The next year, he had won the starting job from Bell, only to be suspended for the beginning of 2016.
“When I think of toughness, I don’t first think of the physical,” Creighton said. “He and I have had several really hard conversations in my office over the last four years; it has not been easy for him. And the thing I’ll say about Brogan, he never, ever backed down from any of the really hard challenges that came his way. And that, to me, is toughness.
“Most of society nowadays just says, ‘I want to transfer.’ That’s not what he did. He said, ‘I want to win the job back.’ ”
Roback, 23, out of St. John’s Jesuit High School in Toledo, was the first four-star recruit ever to sign with Eastern Michigan, committing to Ron English. He could’ve walked when Creighton came in. He didn’t. He could’ve walked when Creighton gave the job to somebody else. He didn’t.
And now, he’ll go down as one of the greatest Eagles ever.
Still, the adversity didn’t stop after the first two games of his junior year. He endured a tough 2017, in which Eastern Michigan again slipped below .500, thanks to a six-game losing streak in which Eastern Michigan lost all the games by a combined 23 points, three of the games ending in overtime. Then, in his finale, he suffered a fractured fibula that set his professional aspirations back a bit.
He was invited to the NFLPA Collegiate Bowl in January, but had to miss it. He couldn’t compete at the NFL Combine in February.
Finally, he was given the all-clear by doctors a month-and-a-half ago, in time for Eastern Michigan’s Pro Day last month and the NFL club visits this month.
“Any time you get to go showcase not only your talents, go and compete, but at the same time, even just get the juices going getting back on the field, it’s an exciting time,” said Roback, whose sister, Paige, played volleyball at Eastern Michigan, and whose father, William, played football at Western Michigan and Adrian. “If you’re not excited, I think you’re doing the wrong thing, or somebody should check your heart out.”
Even if Roback hears his name on Day 3 of the NFL Draft, or goes undrafted and signs shortly thereafter, there will be work to do. There always is for quarterbacks from mid-major planets such as the Mid-American Conference.
Zach Terrell, Western Michigan’s record-holder at every turn, signed with the Baltimore Ravens shortly after last year’s draft, then was waived a few days later, and wasn’t picked up. Central Michigan’s Rush, slightly less-heralded than Terrell, signed with the Cowboys and figured to be a roster casualty, until he wowed in the preseason and earned a roster spot.
You just never know.
This much Roback does know: If not for the turnaround at Eastern Michigan, for which he was at the forefront, these opportunities wouldn’t be there at all.
“Yeah, absolutely,” Roback, who counts Aaron Rodgers and Matthew Stafford among his idols, said the other day. “Whenever winning comes into play, I think that’s vital to the pedigree of a quarterback, adding to their resume, absolutely.

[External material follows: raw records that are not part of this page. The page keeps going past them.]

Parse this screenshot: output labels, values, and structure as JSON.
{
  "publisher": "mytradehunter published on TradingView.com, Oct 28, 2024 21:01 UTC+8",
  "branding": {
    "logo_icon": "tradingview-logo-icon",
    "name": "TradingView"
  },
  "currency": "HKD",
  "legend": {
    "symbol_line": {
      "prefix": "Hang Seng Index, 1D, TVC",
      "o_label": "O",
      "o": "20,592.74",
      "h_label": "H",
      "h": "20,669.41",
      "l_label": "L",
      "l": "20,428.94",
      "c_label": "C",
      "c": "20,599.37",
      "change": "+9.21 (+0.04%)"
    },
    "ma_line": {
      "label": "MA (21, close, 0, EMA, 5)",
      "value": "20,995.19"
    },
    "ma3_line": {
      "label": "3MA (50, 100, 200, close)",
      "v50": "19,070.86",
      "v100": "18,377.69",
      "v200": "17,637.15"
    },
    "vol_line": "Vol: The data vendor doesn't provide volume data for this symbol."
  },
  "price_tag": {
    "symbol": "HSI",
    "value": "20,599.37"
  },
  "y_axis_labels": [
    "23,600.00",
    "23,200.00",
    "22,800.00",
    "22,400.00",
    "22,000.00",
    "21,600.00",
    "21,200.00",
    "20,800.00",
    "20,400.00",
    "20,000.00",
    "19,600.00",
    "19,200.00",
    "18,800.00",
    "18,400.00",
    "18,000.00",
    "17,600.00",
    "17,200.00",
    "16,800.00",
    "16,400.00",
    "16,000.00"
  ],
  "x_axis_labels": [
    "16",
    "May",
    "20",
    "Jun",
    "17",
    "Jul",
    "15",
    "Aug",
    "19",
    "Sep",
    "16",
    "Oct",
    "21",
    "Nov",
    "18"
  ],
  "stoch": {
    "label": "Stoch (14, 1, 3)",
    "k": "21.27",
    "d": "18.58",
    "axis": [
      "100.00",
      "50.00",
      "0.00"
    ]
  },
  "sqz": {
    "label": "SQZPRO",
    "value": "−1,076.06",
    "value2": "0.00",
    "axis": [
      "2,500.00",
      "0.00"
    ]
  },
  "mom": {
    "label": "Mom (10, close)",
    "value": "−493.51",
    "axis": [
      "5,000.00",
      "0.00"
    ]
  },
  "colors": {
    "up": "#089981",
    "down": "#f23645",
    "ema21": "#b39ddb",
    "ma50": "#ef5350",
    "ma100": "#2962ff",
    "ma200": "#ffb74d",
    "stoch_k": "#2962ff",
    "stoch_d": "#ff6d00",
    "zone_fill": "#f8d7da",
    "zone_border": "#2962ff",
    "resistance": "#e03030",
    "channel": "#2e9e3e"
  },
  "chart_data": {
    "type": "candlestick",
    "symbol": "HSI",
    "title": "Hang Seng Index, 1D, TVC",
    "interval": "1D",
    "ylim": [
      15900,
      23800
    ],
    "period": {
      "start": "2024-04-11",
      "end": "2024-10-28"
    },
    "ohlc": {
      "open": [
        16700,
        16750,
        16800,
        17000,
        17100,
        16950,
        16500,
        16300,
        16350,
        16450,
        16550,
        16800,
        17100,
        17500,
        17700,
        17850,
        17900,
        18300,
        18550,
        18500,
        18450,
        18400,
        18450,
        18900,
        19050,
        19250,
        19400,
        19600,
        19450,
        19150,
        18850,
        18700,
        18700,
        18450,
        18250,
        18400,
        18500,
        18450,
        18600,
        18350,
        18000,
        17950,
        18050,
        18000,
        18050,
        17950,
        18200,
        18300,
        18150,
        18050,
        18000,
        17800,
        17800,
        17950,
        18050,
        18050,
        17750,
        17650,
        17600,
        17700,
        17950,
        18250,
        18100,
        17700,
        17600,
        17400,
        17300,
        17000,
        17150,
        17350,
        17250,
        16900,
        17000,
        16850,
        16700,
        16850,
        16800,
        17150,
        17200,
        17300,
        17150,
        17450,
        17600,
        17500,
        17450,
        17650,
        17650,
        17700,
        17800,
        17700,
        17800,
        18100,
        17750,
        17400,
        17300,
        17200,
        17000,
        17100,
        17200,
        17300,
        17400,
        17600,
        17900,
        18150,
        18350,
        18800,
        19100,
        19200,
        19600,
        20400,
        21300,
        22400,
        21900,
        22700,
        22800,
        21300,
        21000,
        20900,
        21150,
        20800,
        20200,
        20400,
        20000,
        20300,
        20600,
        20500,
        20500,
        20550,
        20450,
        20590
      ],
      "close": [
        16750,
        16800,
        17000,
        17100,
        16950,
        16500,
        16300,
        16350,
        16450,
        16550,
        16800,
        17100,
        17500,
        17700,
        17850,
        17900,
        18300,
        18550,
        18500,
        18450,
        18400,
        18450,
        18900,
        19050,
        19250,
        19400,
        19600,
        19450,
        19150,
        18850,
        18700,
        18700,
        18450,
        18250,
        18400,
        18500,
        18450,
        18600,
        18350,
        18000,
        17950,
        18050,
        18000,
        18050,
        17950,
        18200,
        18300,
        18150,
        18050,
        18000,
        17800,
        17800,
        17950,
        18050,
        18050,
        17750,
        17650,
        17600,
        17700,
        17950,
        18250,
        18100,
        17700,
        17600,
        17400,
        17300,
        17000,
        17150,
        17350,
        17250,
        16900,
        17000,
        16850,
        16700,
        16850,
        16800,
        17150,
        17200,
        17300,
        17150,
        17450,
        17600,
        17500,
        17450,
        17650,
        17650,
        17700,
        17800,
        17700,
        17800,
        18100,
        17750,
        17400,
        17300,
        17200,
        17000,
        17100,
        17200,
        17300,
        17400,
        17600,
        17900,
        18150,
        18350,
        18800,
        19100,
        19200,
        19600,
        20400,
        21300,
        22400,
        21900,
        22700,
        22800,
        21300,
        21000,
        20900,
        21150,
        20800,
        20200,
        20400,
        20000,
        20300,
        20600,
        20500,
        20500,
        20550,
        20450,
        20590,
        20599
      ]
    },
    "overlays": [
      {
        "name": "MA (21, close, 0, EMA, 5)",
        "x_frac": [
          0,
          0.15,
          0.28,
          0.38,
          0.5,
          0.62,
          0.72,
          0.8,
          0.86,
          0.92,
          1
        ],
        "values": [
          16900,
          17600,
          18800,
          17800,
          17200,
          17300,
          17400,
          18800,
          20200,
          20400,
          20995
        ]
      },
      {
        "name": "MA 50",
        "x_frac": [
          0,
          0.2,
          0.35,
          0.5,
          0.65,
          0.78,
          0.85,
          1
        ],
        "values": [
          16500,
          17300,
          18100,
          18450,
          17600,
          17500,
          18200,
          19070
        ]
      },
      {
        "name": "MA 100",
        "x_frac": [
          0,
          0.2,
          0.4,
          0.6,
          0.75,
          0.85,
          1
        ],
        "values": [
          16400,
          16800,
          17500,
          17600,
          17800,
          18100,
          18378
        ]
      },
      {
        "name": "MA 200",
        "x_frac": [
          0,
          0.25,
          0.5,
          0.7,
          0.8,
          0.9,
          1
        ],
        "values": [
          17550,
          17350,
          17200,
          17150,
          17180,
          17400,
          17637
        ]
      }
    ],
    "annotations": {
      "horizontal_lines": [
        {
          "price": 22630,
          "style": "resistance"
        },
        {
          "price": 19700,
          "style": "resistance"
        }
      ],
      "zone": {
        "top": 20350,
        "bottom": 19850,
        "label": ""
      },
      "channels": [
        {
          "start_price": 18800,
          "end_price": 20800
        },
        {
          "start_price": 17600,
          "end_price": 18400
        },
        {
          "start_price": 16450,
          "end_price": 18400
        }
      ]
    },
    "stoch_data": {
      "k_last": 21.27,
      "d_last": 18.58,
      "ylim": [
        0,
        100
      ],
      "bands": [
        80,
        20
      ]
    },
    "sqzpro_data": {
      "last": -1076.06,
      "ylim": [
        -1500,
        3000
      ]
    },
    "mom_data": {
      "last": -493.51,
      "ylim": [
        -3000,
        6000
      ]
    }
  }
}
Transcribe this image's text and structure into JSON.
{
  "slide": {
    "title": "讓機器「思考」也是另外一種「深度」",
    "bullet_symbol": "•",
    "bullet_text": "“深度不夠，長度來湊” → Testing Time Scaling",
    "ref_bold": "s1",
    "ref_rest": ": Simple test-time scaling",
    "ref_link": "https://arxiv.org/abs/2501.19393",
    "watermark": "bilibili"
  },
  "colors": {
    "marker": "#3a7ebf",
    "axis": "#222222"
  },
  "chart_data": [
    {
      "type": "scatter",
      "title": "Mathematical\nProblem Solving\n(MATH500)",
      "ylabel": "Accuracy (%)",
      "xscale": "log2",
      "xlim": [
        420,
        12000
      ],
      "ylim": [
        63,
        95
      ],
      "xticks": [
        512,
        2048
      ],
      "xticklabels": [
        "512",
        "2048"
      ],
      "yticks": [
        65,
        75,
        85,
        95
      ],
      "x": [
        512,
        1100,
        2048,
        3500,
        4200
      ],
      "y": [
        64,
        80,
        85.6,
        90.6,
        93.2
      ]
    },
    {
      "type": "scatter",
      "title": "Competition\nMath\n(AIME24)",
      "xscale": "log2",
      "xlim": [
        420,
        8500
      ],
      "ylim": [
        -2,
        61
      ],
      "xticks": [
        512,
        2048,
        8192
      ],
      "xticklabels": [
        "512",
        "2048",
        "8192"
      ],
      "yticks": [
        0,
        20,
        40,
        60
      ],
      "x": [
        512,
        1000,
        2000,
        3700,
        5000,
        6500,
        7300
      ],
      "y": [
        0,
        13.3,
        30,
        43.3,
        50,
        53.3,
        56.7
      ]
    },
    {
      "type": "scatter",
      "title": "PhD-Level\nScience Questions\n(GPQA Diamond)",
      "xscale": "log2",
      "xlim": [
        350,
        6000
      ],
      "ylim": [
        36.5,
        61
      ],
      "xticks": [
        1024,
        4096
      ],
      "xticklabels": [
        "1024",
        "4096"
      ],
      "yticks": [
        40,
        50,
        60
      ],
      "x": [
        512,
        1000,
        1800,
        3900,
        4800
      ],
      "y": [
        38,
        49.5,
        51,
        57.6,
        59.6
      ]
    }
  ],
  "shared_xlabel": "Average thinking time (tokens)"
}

“The winning brought the attention over — we’ve got some players over here, it’s not the same old Eastern Michigan.
“A lot of the guys along with myself came from winning programs in high school, and we were never used to losing. Five years here, I went through the tough times. Enough is enough, at some point. You just have to take things by the reins and kind of take over.
“Quarterbacks, the great ones, they win. One thing I like to hang my hat on is being able to win.”
Roback cites his leadership, too. As a redshirt senior, he finally was named a captain.
That honor came only one year after he was suspended to start a season — for, well, let’s just call them maturity issues, common for a college kid, but far less acceptable for a college kid leading a Division I football program.
“You always have a choice how to respond to a tough situation,” Creighton said. “He turned that really tough situation into, really, sort of a turning point. And he’s played his absolute best football from that point forward.”